The poet tells of the last war of Núshírwán against Rúm and of the Sháh's transaction with a shoemaker, the appointment of his son Hurmuzd as his successor after that prince had been questioned by Búzurjmihr, the Sháh's testament and last counsels to his son, his dream of the advent of Muhammad, and the death of the Sháh and of Búzurjmihr.
§§ 1–3. After ten years of peace war again broke out between the Persian and Roman empires in A.D. 572. The Sháhnáma is correct in representing that the latter was to blame for the renewal of hostilities. The Emperor Justin II., who had succeeded his uncle Justinian in A.D. 565, wanted war. The scene of operations covered much the same ground as on the previous occasion. The Persians made a raid into Syria, recorded in the Sháhnáma by the mention of Halab (Chalybon-Beroea, Aleppo), and an unsuccessful attack on Antioch. The Romans, under Marcian (Bátarún), the prefect of the East, besieged Nisibis, held by the Persians ever since its cession to Shápúr, son of Urmuzd (Sapor II.), by Jovian in A.D. 363. Núshírwán raised the siege, drove the Romans into the stronghold of Dárá on the foot-hills of Mount Masius, and besieged them there.
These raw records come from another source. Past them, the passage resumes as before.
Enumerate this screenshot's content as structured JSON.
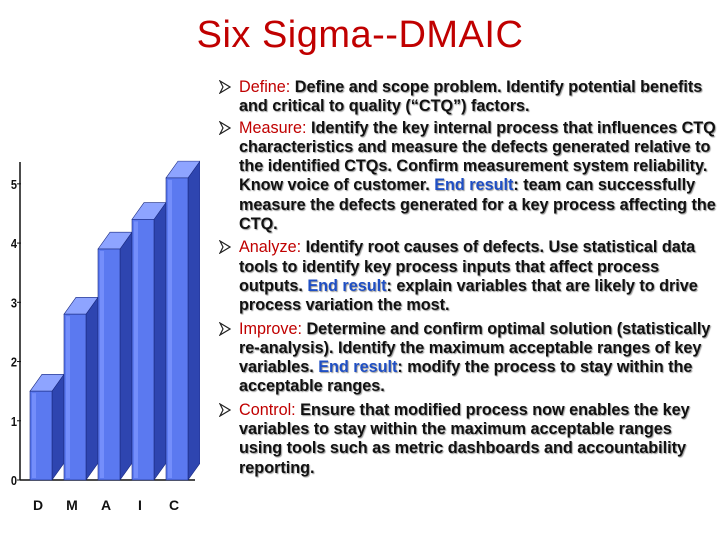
{
  "title": "Six Sigma--DMAIC",
  "colors": {
    "title": "#c00000",
    "label": "#c00000",
    "end_result": "#1f4fc4",
    "bar_face": "#5b79f0",
    "bar_side": "#2e45b0"
  },
  "chart_data": {
    "type": "bar",
    "categories": [
      "D",
      "M",
      "A",
      "I",
      "C"
    ],
    "values": [
      1.5,
      2.8,
      3.9,
      4.4,
      5.1
    ],
    "ylim": [
      0,
      5.5
    ],
    "yticks": [
      "0",
      "1",
      "2",
      "3",
      "4",
      "5"
    ],
    "grid": false
  },
  "bullets": [
    {
      "label": "Define:",
      "segments": [
        {
          "t": " Define and scope problem. Identify potential benefits and critical to quality (“CTQ”) factors.",
          "c": "normal"
        }
      ]
    },
    {
      "label": "Measure:",
      "segments": [
        {
          "t": " Identify the key internal process that influences CTQ characteristics and measure the defects generated relative to the identified CTQs. Confirm measurement system reliability. Know voice of customer. ",
          "c": "normal"
        },
        {
          "t": "End result",
          "c": "er"
        },
        {
          "t": ": team can successfully measure the defects generated for a key process affecting the CTQ.",
          "c": "normal"
        }
      ]
    },
    {
      "label": "Analyze:",
      "segments": [
        {
          "t": " Identify root causes of defects. Use statistical data tools to identify key process inputs that affect process outputs. ",
          "c": "normal"
        },
        {
          "t": "End result",
          "c": "er"
        },
        {
          "t": ": explain variables that are likely to drive process variation the most.",
          "c": "normal"
        }
      ]
    },
    {
      "label": "Improve:",
      "segments": [
        {
          "t": " Determine and confirm optimal solution (statistically re-analysis). Identify the maximum acceptable ranges of key variables. ",
          "c": "normal"
        },
        {
          "t": "End result",
          "c": "er"
        },
        {
          "t": ": modify the process to stay within the acceptable ranges.",
          "c": "normal"
        }
      ]
    },
    {
      "label": "Control:",
      "segments": [
        {
          "t": " Ensure that modified process now enables the key variables to stay within the maximum acceptable ranges using tools such as metric dashboards and accountability reporting.",
          "c": "normal"
        }
      ]
    }
  ]
}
After a gallant defence the fortress fell late in A.D. 573.* Mount Masius seems to be the Mount Sakíla of the Sháhnáma, the scene of one of Gushtásp's exploits during his exile in Rúm.* Justin on this resigned the direction of affairs to Tiberius who to gain time purchased a temporary suspension of hostilities from the Persians. This is represented in the Sháhnáma as the conclusion of peace and as a triumph for Núshírwán but historically the war was still in progress at the time of his death four years later, and the Great King, shortly before the end of his reign, had to make a somewhat hasty and ignominious retirement to Ctesiphon.*
§ 2. We have already met with the cobbler or shoemaker, introduced as characteristic of a type, in the Sháhnáma.*
§§ 4–6. See p. 3.
§ 7. P. omits this section which of course comes from Muhammadan sources. Though interpolated into Persian story it does not seem to be an interpolation in Firdausí's Sháhnáma for there appears to be no good reason for supposing that the passage was written by a hand other than that poet's. A similar account appears both in the Persian and Arabic Tabarí.*
The ascent of two score degrees is intended to indicate that Muhammad was forty years old when he received his “call.”
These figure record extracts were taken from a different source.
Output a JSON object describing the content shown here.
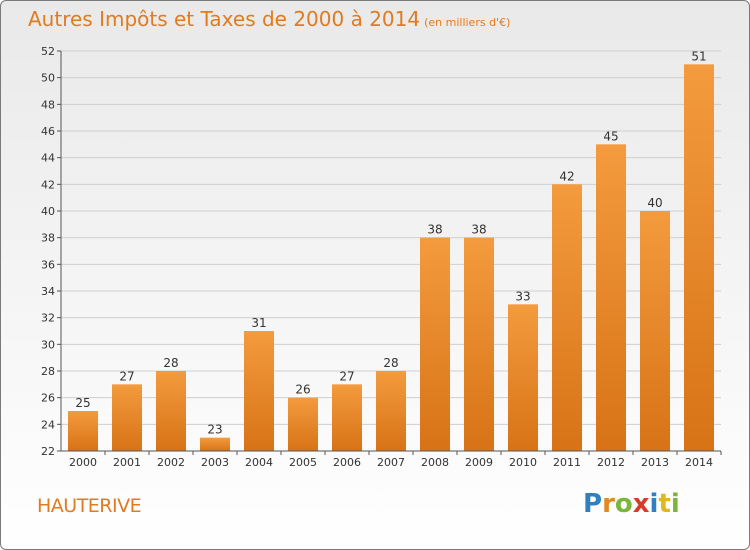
{
  "chart_data": {
    "type": "bar",
    "title": "Autres Impôts et Taxes de 2000 à 2014",
    "subtitle": "(en milliers d'€)",
    "categories": [
      "2000",
      "2001",
      "2002",
      "2003",
      "2004",
      "2005",
      "2006",
      "2007",
      "2008",
      "2009",
      "2010",
      "2011",
      "2012",
      "2013",
      "2014"
    ],
    "values": [
      25,
      27,
      28,
      23,
      31,
      26,
      27,
      28,
      38,
      38,
      33,
      42,
      45,
      40,
      51
    ],
    "ylim": [
      22,
      52
    ],
    "yticks": [
      22,
      24,
      26,
      28,
      30,
      32,
      34,
      36,
      38,
      40,
      42,
      44,
      46,
      48,
      50,
      52
    ],
    "grid": true,
    "bar_color": "#f39b3e",
    "bar_color_dark": "#d77316"
  },
  "location_label": "HAUTERIVE",
  "logo": {
    "letters": [
      "P",
      "r",
      "o",
      "x",
      "i",
      "t",
      "i"
    ],
    "colors": [
      "#2f7fc1",
      "#e08b1e",
      "#7bb63a",
      "#d93a2a",
      "#2f7fc1",
      "#e0b81e",
      "#7bb63a"
    ]
  }
}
Muhammad, having been challenged by idolaters to divide the moon in twain, is said to have pointed his finger at it, on which it was at once divided into two parts, one of which remained stationary while the other was concealed behind a mountain. Another tradition says that Mount Hirá intervened between the two halves. Travellers from a distance when questioned reported that they had observed the same phenomenon.* The passage in the Kurán on which the traditions are based runs as follows:—“The hour hath approached and the MOON hath been cleft:
But whenever they see a miracle they turn aside and say, This is well-devised magic.”*
The Súra in which the quotation occurs is known as “THE MOON.”